Verachtung (2018)

Bilsenkraut und kalter Kaffee

Eine Filmkritik von Falk Straub

Seit 1997 schreibt der Däne Jussi Adler-Olsen Kriminalromane. Zehn Jahre später gelang ihm mit Erbarmen der Durchbruch. Mittlerweile bringt es die Reihe um die Ermittler vom Kopenhagener Sonderdezernat Q auf acht Titel; der jüngste davon kommt im Oktober 2019 auf den deutschen Markt. Adler-Olsens Erfolgsrezept ist simpel: ein mürrischer Kommissar, sein feinfühliger Assistent und ihre ordnende Sekretärin rollen alte Fälle wieder auf. So politisch wie dieses Mal ging es dabei noch nie zu.
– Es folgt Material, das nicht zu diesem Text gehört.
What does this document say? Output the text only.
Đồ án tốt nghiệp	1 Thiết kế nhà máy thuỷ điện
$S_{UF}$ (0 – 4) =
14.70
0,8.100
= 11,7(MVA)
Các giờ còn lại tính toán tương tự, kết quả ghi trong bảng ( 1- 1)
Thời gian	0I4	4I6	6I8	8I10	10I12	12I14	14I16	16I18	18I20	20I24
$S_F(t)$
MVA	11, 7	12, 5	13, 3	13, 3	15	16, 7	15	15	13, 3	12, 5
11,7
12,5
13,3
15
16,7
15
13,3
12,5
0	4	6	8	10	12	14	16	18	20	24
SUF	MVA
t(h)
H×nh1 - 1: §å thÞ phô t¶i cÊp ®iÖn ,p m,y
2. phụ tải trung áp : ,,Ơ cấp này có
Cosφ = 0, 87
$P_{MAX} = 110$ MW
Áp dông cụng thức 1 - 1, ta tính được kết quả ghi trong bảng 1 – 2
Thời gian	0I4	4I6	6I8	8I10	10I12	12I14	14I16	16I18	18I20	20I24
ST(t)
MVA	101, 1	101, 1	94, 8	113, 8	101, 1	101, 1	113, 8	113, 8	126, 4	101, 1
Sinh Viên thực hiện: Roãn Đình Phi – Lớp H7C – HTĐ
Ein wenig Gesellschaftskritik wohnt freilich schon dem Ermittlerteam inne. Die Spürnasen sitzen nicht ohne Grund im Unterbau des Polizeipräsidiums. Dort lagern nur Akten und Angestellte, von denen niemand (mehr) etwas wissen will. Von ihren Kollegen werden sie hinter ihrem Rücken wahlweise als „Kellerasseln“ oder als „der Araber und der Säufer“ verspottet. Fürs Trinken ist der dauergrantelnde Carl Mørck (Nikolaj Lie Kaas) zuständig. Seine Zwangsversetzung ist auch im übertragenen Sinn ein Abstieg. Kollege Assad (Fares Fares), der zuvor Dienst in der Registratur schob, begreift die neue Stelle indes als Aufstiegschance. Die bietet sich in der nunmehr vierten Verfilmung auch ihrer Sekretärin Rose (Johanne Louise Schmidt), die sich erstmals im Feld beweisen darf.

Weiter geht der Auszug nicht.